Utah Modifies Provisions Regarding Record Requirements and Investigations under RMPLA

Bankers Advisory -- Rhona Kyeyune

The state of Utah modified its provisions under its Residential Mortgage Practices and Licensing Act (RMPLA) relating to licensure requirements, record requirements and investigations. These provisions are effective on May 8, 2018.

Section 2 of the amendment provides that “the division of real estate may not license an entity and a licensed entity may not conduct the business of residential mortgage loans unless the entity conducts the entity’s business of residential mortgage loans from a location within the United States.”

Section 3 provides for record requirements and states that “a licensee, or a person required to be licensed shall maintain the licensee’s or the person’s possession a record required for that licensee by a rule made by the division.”

Section 4 states that “a failure to respond to a request by the division in an investigation within 10 days after the day on which the request is served is considered as separate violation of this chapter.”

Section 7 amends provisions relating to registration requirements and qualifications under the Appraisal Management Company Registration and Regulation Act.
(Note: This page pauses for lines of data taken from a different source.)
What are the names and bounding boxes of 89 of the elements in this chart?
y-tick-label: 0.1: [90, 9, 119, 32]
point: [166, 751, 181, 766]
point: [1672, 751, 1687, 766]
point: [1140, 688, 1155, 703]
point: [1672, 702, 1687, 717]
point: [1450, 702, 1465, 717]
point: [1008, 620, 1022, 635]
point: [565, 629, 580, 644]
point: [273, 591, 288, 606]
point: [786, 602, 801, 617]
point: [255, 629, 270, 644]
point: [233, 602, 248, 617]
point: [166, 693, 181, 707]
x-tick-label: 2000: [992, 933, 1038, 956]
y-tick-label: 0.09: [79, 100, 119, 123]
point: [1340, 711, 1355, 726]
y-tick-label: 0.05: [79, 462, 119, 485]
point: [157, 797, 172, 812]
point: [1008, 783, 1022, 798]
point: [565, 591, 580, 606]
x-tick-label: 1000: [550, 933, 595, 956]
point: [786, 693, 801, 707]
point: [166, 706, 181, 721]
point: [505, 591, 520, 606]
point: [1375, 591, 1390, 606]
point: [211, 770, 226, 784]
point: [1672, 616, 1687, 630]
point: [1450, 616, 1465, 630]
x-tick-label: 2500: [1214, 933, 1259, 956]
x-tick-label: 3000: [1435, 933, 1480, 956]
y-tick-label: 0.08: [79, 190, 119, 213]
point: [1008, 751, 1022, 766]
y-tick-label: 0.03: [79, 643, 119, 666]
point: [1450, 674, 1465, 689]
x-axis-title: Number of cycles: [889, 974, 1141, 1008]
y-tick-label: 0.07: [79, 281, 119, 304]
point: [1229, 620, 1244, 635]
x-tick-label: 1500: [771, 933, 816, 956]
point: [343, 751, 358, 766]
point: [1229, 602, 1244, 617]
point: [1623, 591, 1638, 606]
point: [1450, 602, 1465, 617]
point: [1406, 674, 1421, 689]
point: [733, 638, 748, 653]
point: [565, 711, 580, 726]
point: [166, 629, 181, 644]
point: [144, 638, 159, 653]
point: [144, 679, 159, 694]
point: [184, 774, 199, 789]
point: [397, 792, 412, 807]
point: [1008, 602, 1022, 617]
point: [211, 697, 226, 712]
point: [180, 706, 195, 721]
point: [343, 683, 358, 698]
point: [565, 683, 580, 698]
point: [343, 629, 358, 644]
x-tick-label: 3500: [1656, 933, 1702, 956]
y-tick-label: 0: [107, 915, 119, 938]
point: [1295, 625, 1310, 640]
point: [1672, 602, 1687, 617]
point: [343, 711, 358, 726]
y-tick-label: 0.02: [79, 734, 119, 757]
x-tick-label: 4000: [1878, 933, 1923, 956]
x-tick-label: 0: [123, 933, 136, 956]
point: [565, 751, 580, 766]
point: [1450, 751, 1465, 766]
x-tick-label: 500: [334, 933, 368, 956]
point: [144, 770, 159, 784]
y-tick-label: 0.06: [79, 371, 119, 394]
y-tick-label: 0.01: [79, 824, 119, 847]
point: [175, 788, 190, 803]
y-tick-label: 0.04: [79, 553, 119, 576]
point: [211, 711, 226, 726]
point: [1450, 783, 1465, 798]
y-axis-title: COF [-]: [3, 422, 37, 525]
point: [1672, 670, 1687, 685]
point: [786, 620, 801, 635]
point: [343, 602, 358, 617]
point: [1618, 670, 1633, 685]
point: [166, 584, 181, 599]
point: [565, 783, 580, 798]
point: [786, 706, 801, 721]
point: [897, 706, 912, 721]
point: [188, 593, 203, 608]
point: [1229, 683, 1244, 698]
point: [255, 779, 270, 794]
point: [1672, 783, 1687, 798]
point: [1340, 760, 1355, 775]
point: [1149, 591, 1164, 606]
It states that “an appraisal management company is required to register if in a calendar year, the company oversees an appraiser panel of twenty-five or more certified or licensed appraisers including at least one appraiser certified or licensed in the state and at least one appraiser certified or licensed in a state other than Utah, a territory, or the District of Columbia.”
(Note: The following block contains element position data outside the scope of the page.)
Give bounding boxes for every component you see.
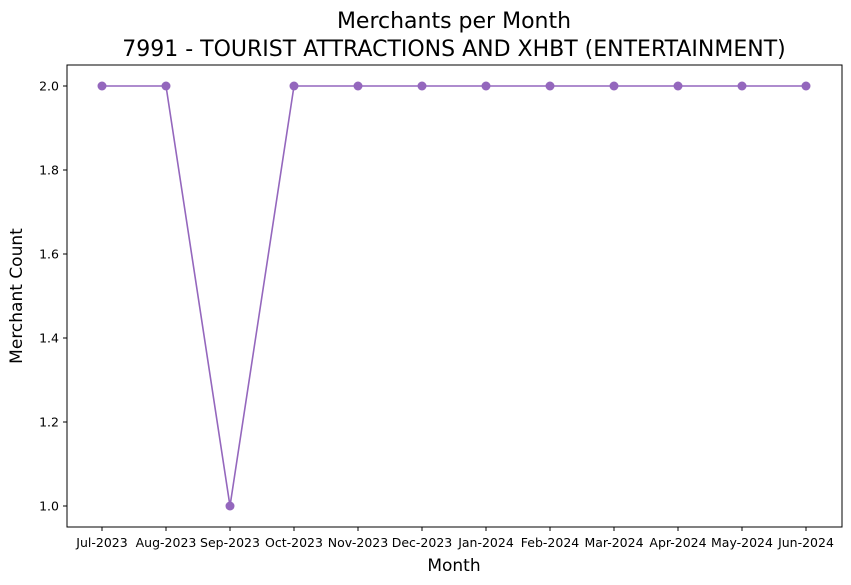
x-tick-label: Jan-2024 (457, 535, 514, 550)
x-tick-label: May-2024 (711, 535, 773, 550)
y-tick-label: 1.4 (39, 331, 59, 346)
x-tick-label: Oct-2023 (265, 535, 323, 550)
x-tick-label: Jun-2024 (777, 535, 834, 550)
y-axis: 1.0 1.2 1.4 1.6 1.8 2.0 (39, 79, 67, 514)
x-tick-label: Mar-2024 (584, 535, 643, 550)
y-tick-label: 1.8 (39, 163, 59, 178)
y-tick-label: 2.0 (39, 79, 59, 94)
x-axis: Jul-2023 Aug-2023 Sep-2023 Oct-2023 Nov-2023… (75, 527, 834, 550)
y-tick-label: 1.2 (39, 415, 59, 430)
x-tick-label: Jul-2023 (75, 535, 127, 550)
data-point (673, 81, 683, 91)
x-tick-label: Nov-2023 (328, 535, 388, 550)
series-layer (97, 81, 811, 511)
data-point (161, 81, 171, 91)
data-point (417, 81, 427, 91)
data-point (353, 81, 363, 91)
plot-area (66, 64, 843, 528)
x-axis-label: Month (427, 556, 480, 576)
data-point (97, 81, 107, 91)
data-point (545, 81, 555, 91)
chart-title: Merchants per Month (337, 9, 571, 34)
x-tick-label: Aug-2023 (136, 535, 197, 550)
data-point (225, 501, 235, 511)
x-tick-label: Apr-2024 (649, 535, 706, 550)
x-tick-label: Feb-2024 (521, 535, 580, 550)
data-point (737, 81, 747, 91)
data-point (481, 81, 491, 91)
data-point (609, 81, 619, 91)
y-tick-label: 1.0 (39, 499, 59, 514)
chart-subtitle: 7991 - TOURIST ATTRACTIONS AND XHBT (ENT… (122, 37, 785, 62)
x-tick-label: Dec-2023 (392, 535, 453, 550)
data-point (801, 81, 811, 91)
series-line (102, 85, 806, 507)
x-tick-label: Sep-2023 (200, 535, 260, 550)
y-tick-label: 1.6 (39, 247, 59, 262)
data-point (289, 81, 299, 91)
y-axis-label: Merchant Count (7, 228, 27, 364)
Section 10 provides for fees charged by the division of real estate for registration and services and states that “the division shall collect the annual registry fee from each appraisal management company and each federally regulated appraisal Management Company, and transfer the fees collected to the Appraisal Subcommittee on a monthly basis.”

Section 11 provides for the appraisal management company adherence to professional standards and states that the “appraisal management company shall have a system in place to ensure that it only selects for a real estate appraisal activity an appraiser who is independent of the transaction and has the requisite education, expertise, and experience necessary to competently complete the real estate appraisal activity for the particular market and property type.”

“The appraisal management company shall also conduct its services in accordance with the requirements of the Truth in Lending Act, 15 U.S.C. Sec. 764 1639e (a)-(i), and the regulations thereunder.”

Section 12 provides that the “division of real estate authority may examine any book or record of an appraisal management company and require the appraisal management company to submit any report, information, or document to the division.”

“Upon the Appraisal Subcommittee’s request, the division shall transmit a report to the Appraisal Subcommittee regarding the division’s supervisory activities involving appraisal management companies or other third-party providers of appraisals and appraisal management services, including any investigation the division initiates or disciplinary action the division takes.”

Section 13 provides that “a license under this chapter is not required for services rendered by an attorney admitted to practice law in Utah in performing the attorney’s duties as an attorney.”

The Real Estate Appraiser and Licensing and Certification Act provisions regarding the duties of the real estate appraiser licensing and certification board and the division of real estate’s denial of licensure, certification, or registration and investigations are also modified.